Die Krebstherapie wurde in der vergangenen Dekade durch die neuen Methoden der Immuntherapie revolutioniert. Dabei wird ein Tumor nicht direkt angegriffen, sondern die vorhandenen Zellen des Immunsystems genutzt. Diese sind eigentlich in der Lage, entartete Tumorzellen zu erkennen und zu beseitigen. Viele Tumore haben jedoch die Fähigkeit, eine effektive Immunantwort zu verhindern oder stark einzuschränken. Die Immuntherapie hat zum Ziel, das fehlgeleitete Immunsystem wieder in die Lage zu versetzen, die Tumorzellen zu erkennen und zu vernichten.
Die Rolle des Tumormikromilieus
Eine Immuntherapie gegen Krebs ist nicht bei allen Patientinnen und Patienten erfolgversprechend. Es hat sich gezeigt, dass Resistenzen gegen Krebsimmuntherapien häufig mit der Zusammensetzung des Tumormikromilieus (TME) in Verbindung stehen. In der Onkologie werden die Eigenschaften des TME bereits heute als Biomarker genutzt, um Prognosen zur Entwicklung einer Krebserkrankung treffen zu können. Dazu verwendet man bildgebende Verfahren, die die Art und Lage der einzelnen Zellen innerhalb des TME abbilden. Es entstehen Muster gigantischer Zellverbände, die in ihrer Gesamtheit und Struktur Einfluss auf den Erfolg oder Misserfolg einer Krebsimmuntherapie nehmen. Wie genau das funktioniert, bleibt jedoch schwer zu fassen.
“Neue hochauflösende Bildgebungstechniken haben gezeigt, dass Krankheitsmechanismen tatsächlich mit Details der räumlichen Anordnung von bestimmten Zelltypen im Gewebe zusammenhängen”, sagt Prof. Kevin Thurley vom Institut für Experimentelle Onkologie, der die Arbeitsgruppe „Systems Biology of Inflammation“ der interdisziplinären Forschungseinheit „Mathematics and Life Sciences“ der Exzellenzcluster ImmunoSensation2 und Hausdorff Center for Mathematics (HCM) leitet. „Mit einer Kombination aus Methoden der mathematischen Modellierung und der Künstlichen Intelligenz werden wir diese Phänomene genau untersuchen, in direkter Zusammenarbeit mit experimenteller und klinischer Forschung am UKB.”

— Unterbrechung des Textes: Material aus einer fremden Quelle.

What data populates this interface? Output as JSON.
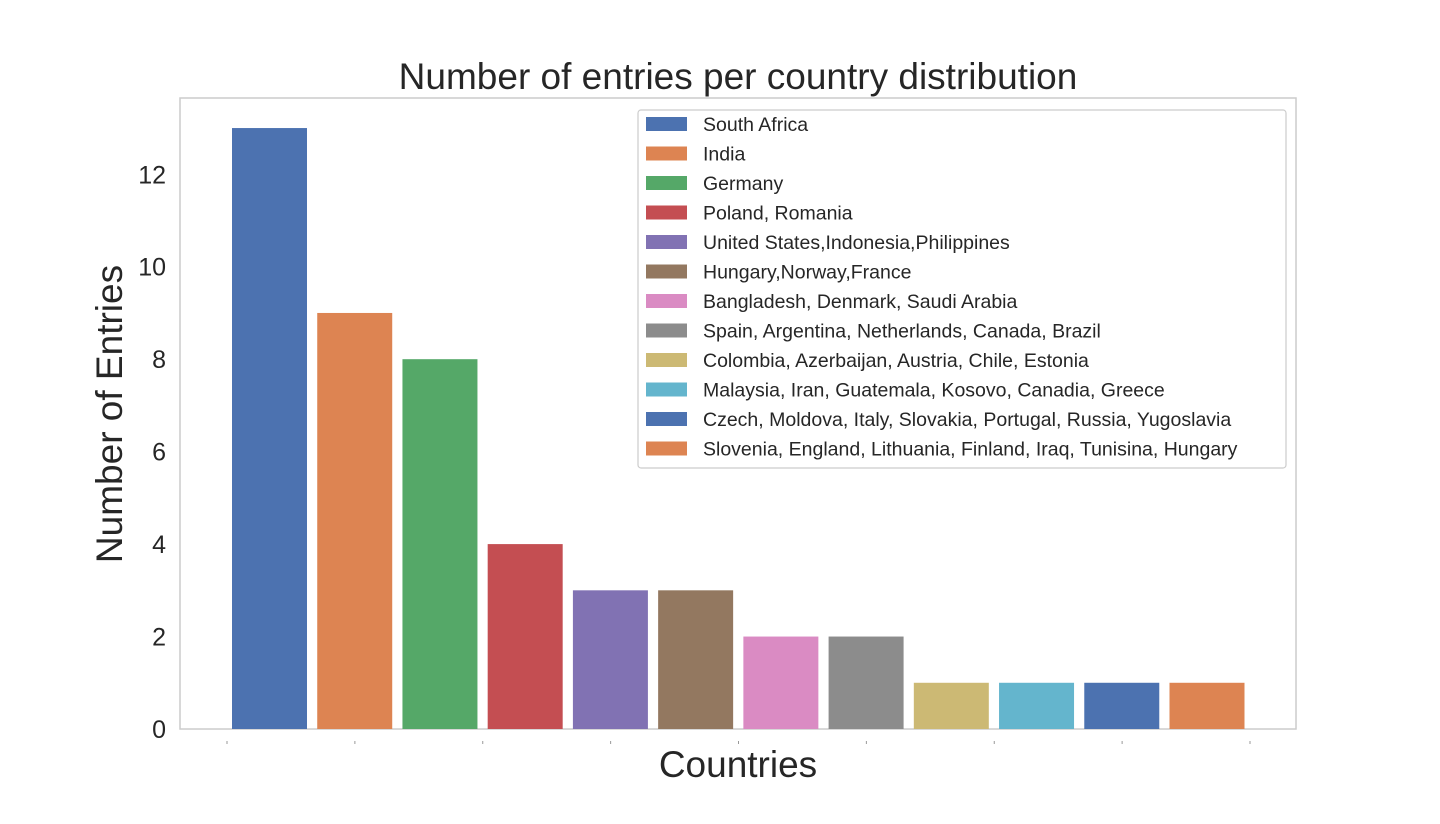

Künstliche Intelligenz zur Analyse von Geweben
Die auf Künstlicher Intelligenz (KI) basierenden Methoden zur Bildanalyse sind heute bereits weit fortgeschritten. Anders sieht es bei der Simulation komplexer Systeme aus – angesichts vieler miteinander interagierender Zellen innerhalb eines Gewebes. Wegen der großen Anzahl beteiligter Zelltypen, der dort ablaufenden unterschiedlichen zellulären Prozesse und der komplexen Gewebsarchitektur ist eine solche Simulation äußerst rechenintensiv. Sie kann jedoch helfen, das TME eines Tumors zu simulieren und so Rückschlüsse auf die Tumorentwicklung zu ziehen.
Erkenntnisse zur Immuntherapie durch maschinelles Lernen
Das übergeordnete Ziel von „InterpretTME“ ist die Entwicklung interpretierbarer Methoden des maschinellen Lernens (ML) für die Untersuchung komplexer Zellsysteme. Diese sollen genutzt werden, um Erkenntnisse zur Beschaffenheit von TMEs zu gewinnen. “Maschinelle Lernverfahren werden in der Klinik bereits an vielen Stellen verwendet, um Bilddaten zu verarbeiten“, erklärt Prof. Jan Hasenauer, vom Life & Medical Sciences-Institut (LIMES) der Universität Bonn. „Wir werden einen Schritt weiter gehen und untersuchen, wieweit auch Informationen über Mechanismen erlangt werden können.” Zum einen soll erforscht werden, welche Rolle einzelne im TME vorhandenen Immunzelltypen für die Entwicklung unterschiedlicher Tumortypen spielen. Darüber hinaus wollen die Forschenden ermitteln, welchen Effekt Chemotherapeutika und biologische Medikamente auf das TME unterschiedlicher Tumorarten haben. An dem Projekt wirken auch Prof. Michael Hölzel und Prof. Marieta Toma vom Universitätsklinikum Bonn und Prof. Alexander Effland von der Universität Bonn mit.